The group Esprit D’Ebene, which works with marginalized young people of African descent in France, said on Facebook that “this kind of proposal should never again be tolerated … no matter where it is in the world.”
“(African people) are not laboratory rats on which one can try out pharmaceutical products without any guarantee for their safety!” the group posted.
One of the most prominent critical voices was retired Ivorian footballer Didier Drogba.
“Africa isn’t a testing lab,” Drogba wrote on Twitter. “I would like to vividly denounce those demeaning, false and most of all deeply racist words.”
Mira apologized in a statement released by Cochin Hospital on Friday, saying: “I want to present all my apologies to those who were struck, shocked and felt insulted by the remarks that I clumsily expressed on LCI this week, as these remarks do not reflect at all what I am, and what I do every day, for almost 30 years now.”
Inserm defended Locht in a press release, saying that the exchange was cropped from a much longer conversation and “is the subject of erroneous interpretations on social media.”
It later amended the statement, saying that “Camille Locht understands the emotions caused since yesterday, linked to his lack of reaction to the proposals made by his interlocutor, on LCI television during a live show.
The conditions that this interview was carried out in did not allow him to react correctly, he apologizes and noted that he did not utter any racist remarks.”

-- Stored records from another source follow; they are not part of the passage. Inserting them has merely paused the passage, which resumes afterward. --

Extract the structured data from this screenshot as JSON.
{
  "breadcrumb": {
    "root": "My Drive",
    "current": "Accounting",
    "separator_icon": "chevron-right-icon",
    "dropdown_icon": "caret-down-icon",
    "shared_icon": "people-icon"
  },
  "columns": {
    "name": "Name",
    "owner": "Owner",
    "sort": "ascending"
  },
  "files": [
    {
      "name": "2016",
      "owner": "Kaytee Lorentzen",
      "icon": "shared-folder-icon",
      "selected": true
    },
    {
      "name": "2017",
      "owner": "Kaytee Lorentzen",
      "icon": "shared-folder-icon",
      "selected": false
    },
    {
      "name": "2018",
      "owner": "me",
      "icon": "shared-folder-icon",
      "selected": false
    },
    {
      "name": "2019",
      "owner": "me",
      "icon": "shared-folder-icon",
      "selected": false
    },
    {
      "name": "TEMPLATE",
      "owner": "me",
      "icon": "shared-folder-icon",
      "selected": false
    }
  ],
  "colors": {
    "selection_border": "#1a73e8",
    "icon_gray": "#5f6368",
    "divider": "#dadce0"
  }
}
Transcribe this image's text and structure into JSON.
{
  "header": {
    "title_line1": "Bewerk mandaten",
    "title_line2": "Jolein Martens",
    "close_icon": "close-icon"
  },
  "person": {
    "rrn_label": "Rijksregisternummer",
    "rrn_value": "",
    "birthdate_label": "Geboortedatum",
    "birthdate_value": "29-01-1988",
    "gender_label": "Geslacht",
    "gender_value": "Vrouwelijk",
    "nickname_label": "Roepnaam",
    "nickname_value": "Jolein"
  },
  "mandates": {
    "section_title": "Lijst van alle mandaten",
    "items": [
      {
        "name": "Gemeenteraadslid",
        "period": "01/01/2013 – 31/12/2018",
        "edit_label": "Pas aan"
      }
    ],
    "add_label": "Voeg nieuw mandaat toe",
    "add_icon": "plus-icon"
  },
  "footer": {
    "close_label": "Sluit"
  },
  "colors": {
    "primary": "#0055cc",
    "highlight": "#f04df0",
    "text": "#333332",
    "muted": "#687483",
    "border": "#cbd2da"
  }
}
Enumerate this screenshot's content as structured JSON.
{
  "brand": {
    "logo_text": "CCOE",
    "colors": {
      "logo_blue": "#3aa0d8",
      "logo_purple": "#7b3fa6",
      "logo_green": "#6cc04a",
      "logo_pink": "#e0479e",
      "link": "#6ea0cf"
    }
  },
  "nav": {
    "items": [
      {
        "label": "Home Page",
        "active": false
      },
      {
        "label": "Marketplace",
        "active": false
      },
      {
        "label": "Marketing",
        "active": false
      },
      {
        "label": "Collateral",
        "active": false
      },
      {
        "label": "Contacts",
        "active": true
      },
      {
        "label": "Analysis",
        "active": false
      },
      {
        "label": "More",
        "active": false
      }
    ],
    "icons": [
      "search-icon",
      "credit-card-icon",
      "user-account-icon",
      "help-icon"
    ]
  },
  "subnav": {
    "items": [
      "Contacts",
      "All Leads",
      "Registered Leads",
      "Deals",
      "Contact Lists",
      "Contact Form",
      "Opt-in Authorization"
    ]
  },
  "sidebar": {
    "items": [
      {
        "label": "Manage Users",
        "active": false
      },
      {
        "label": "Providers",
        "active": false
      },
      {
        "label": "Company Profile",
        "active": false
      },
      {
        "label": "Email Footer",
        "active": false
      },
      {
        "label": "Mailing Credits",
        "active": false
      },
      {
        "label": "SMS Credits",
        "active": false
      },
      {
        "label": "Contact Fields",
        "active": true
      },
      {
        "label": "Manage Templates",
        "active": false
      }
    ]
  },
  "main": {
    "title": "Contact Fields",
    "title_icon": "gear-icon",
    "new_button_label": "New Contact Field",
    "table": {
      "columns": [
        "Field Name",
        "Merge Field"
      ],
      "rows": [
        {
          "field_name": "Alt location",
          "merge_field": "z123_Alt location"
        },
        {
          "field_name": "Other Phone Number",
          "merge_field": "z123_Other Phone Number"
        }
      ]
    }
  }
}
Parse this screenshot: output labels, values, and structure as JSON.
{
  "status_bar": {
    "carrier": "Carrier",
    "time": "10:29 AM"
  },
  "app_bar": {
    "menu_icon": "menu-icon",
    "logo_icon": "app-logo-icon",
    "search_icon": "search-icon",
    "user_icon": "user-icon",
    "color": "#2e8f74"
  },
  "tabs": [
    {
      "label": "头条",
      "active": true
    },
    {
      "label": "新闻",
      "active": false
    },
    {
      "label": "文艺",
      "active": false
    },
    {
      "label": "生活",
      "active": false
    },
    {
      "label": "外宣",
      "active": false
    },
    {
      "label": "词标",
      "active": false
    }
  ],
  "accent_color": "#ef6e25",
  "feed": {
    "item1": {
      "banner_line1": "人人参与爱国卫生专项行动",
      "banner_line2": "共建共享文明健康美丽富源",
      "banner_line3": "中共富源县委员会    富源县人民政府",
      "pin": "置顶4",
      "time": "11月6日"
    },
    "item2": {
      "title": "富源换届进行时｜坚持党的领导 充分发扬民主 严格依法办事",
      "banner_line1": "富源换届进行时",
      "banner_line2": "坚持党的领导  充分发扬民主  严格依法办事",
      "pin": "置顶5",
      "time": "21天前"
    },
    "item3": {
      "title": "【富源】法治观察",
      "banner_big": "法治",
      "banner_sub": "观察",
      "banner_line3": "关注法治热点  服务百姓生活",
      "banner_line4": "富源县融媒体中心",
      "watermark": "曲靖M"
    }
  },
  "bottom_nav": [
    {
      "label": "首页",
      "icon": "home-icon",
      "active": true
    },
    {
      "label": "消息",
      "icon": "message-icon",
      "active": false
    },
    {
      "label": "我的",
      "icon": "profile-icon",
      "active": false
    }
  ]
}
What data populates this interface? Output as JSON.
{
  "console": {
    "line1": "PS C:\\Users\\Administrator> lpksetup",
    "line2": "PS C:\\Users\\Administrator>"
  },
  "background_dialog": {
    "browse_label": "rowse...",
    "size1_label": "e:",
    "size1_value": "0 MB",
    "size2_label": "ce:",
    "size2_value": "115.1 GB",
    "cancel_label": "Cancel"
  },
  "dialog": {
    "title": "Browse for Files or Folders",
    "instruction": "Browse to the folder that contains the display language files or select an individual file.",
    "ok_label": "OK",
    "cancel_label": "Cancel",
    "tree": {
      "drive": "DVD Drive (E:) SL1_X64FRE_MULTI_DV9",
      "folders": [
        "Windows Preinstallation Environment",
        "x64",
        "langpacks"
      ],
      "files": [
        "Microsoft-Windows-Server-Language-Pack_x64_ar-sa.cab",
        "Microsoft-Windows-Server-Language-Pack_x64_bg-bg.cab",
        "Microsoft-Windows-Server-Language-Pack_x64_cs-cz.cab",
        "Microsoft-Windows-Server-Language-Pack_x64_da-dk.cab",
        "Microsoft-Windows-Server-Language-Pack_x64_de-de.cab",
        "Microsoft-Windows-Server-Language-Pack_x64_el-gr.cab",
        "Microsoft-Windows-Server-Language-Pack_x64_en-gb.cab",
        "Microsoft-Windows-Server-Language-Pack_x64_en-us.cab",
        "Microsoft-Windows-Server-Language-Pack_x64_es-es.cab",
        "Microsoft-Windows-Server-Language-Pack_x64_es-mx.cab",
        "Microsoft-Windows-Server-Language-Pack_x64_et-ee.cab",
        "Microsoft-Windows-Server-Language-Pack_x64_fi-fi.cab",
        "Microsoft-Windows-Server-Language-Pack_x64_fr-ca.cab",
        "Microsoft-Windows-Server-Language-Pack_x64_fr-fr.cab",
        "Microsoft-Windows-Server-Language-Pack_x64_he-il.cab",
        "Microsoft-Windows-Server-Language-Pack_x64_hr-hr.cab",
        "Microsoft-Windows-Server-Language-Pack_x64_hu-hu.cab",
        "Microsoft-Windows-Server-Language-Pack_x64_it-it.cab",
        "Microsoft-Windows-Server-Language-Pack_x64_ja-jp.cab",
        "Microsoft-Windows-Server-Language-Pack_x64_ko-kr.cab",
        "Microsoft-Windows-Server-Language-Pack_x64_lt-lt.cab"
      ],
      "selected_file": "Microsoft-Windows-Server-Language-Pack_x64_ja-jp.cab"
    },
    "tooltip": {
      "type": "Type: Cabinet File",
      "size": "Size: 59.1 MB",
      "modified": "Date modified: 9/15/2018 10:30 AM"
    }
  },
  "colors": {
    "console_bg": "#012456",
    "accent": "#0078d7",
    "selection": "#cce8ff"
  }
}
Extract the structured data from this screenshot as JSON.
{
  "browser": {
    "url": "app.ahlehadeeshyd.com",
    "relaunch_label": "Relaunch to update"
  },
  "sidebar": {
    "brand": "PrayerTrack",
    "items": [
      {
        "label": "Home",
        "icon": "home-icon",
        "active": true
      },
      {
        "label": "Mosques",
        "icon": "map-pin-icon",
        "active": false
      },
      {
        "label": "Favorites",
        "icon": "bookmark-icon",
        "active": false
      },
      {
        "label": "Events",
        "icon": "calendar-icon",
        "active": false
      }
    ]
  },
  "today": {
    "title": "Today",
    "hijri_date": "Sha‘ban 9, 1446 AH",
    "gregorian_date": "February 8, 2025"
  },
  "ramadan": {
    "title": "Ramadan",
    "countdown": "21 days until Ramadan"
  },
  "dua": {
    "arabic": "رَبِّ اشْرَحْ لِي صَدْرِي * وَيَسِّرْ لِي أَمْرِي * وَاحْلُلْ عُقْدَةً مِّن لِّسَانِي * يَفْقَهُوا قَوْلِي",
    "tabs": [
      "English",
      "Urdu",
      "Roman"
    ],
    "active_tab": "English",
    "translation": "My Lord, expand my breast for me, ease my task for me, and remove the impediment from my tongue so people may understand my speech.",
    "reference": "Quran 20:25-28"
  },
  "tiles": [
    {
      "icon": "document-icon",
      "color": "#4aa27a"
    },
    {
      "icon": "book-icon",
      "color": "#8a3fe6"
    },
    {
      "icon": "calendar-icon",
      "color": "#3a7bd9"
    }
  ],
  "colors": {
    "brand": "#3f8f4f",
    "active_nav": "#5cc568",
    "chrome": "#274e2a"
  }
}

“The only goal of his intervention was to confirm that the epidemic was of a global scale and that all countries should be able to benefit from the results of research,” the institute said, as it attempted to clarify Locht’s position.
“If there is indeed a reflection around deployment in Africa, it would be done in parallel with these. Africa must not be forgotten or excluded from research because the pandemic is global,” it added.
An association of lawyers in Morocco called Mira’s comments “racist, discriminatory and hateful,” and said it would lodge a formal complaint with the French prosecutor, association spokesman and Vice President Mourad Elajouti said.
France’s opposition Socialist Party also condemned his comments, saying in a statement “with all due respect to these renowned researchers, Africa is not a lab for guinea pigs.”
French researcher Marianne Séverin said the remarks “tarnished the reputation” of researchers working on the continent. “This hurts the reputation of all French scientists who study Africa,” she said. “With just these two on TV, our reputation has been tarnished again.”